Where did this multitude of cases take place? Please would you identify a case, in England or Wales, where it has been exposed that a bishop had knowledge of a criminal offence of any kind, and failed to report that offence to the police? Not counting, that is, cases in which a victim who was an adult by the time he reported the crime to anybody, was perfectly capable of reporting the crime to the police himself, but "failed" to report it to the police (or rather decided not to).

Mandatory reporting is not the right approach, because it destroys confidentiality. As a teenager, I might not have confided in a clergyman that I was being abused, if the inevitable consequence would have been that the clergyman would have been committing a criminal offence if he "failed" to betray my trust, and breached confidentiality, by becoming a police informer.

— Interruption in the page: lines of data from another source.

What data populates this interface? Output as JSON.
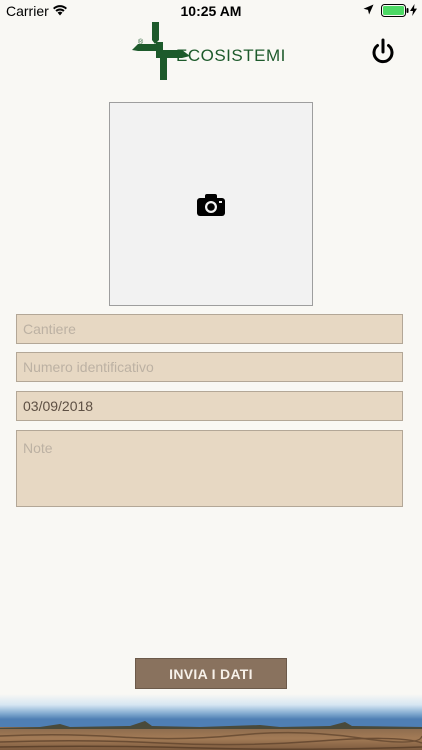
{
  "status_bar": {
    "carrier": "Carrier",
    "time": "10:25 AM",
    "icons": [
      "wifi-icon",
      "location-icon",
      "battery-icon",
      "charging-icon"
    ],
    "battery_color": "#4cd964"
  },
  "header": {
    "logo_text": "ECOSISTEMI",
    "logo_color": "#1d5a2b",
    "power_icon": "power-icon"
  },
  "photo": {
    "icon": "camera-icon"
  },
  "form": {
    "cantiere_placeholder": "Cantiere",
    "numero_placeholder": "Numero identificativo",
    "date_value": "03/09/2018",
    "note_placeholder": "Note"
  },
  "submit": {
    "label": "INVIA I DATI"
  },
  "colors": {
    "background": "#f9f8f4",
    "field_fill": "#e7d8c3",
    "field_border": "#b3a797",
    "button_fill": "#89725e"
  }
}
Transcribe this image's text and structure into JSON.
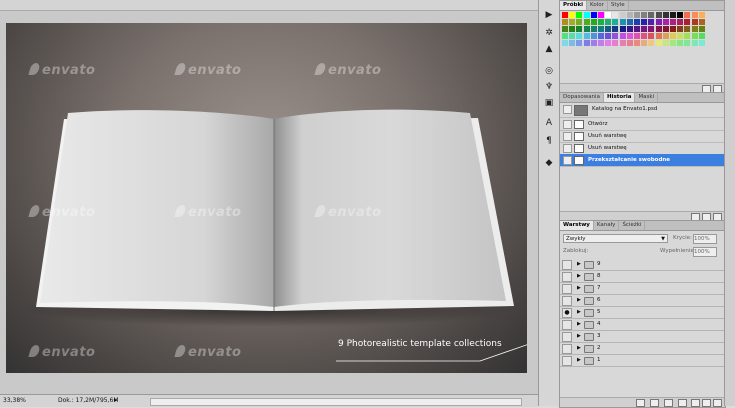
{
  "canvas": {
    "watermark": "envato",
    "callout": "9 Photorealistic template collections"
  },
  "status_bar": {
    "zoom": "33,38%",
    "doc_info": "Dok.: 17,2M/795,6M"
  },
  "swatches_panel": {
    "tabs": [
      "Próbki",
      "Kolor",
      "Style"
    ],
    "active_tab": 0
  },
  "history_panel": {
    "tabs": [
      "Dopasowania",
      "Historia",
      "Maski"
    ],
    "active_tab": 1,
    "snapshot": "Katalog na Envato1.psd",
    "steps": [
      "Otwórz",
      "Usuń warstwę",
      "Usuń warstwę",
      "Przekształcanie swobodne"
    ],
    "selected_step": 3
  },
  "layers_panel": {
    "tabs": [
      "Warstwy",
      "Kanały",
      "Ścieżki"
    ],
    "active_tab": 0,
    "blend_mode": "Zwykły",
    "opacity_label": "Krycie:",
    "opacity": "100%",
    "lock_label": "Zablokuj:",
    "fill_label": "Wypełnienie:",
    "fill": "100%",
    "layers": [
      "9",
      "8",
      "7",
      "6",
      "5",
      "4",
      "3",
      "2",
      "1"
    ],
    "visible_layer": "5"
  },
  "colors": {
    "selection": "#3d7fe0",
    "panel": "#d8d8d8"
  }
}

The decision to report a suspicion or allegation to the police, requires Ecclesiastes 3 wisdom. There will be times to report to the police even if that breaches confidentiality. There will be other times to seek to resolve issues without involving the police.

No sensible fire drill says that the first priority is to call the fire brigade and evacuate the building every time a smoke alarm goes off, or that one should leave to the experts even a small fire that one can easily extinguish oneself in a few seconds.

Martin • 5 years ago

That is down to the prosecuting authority, not the law.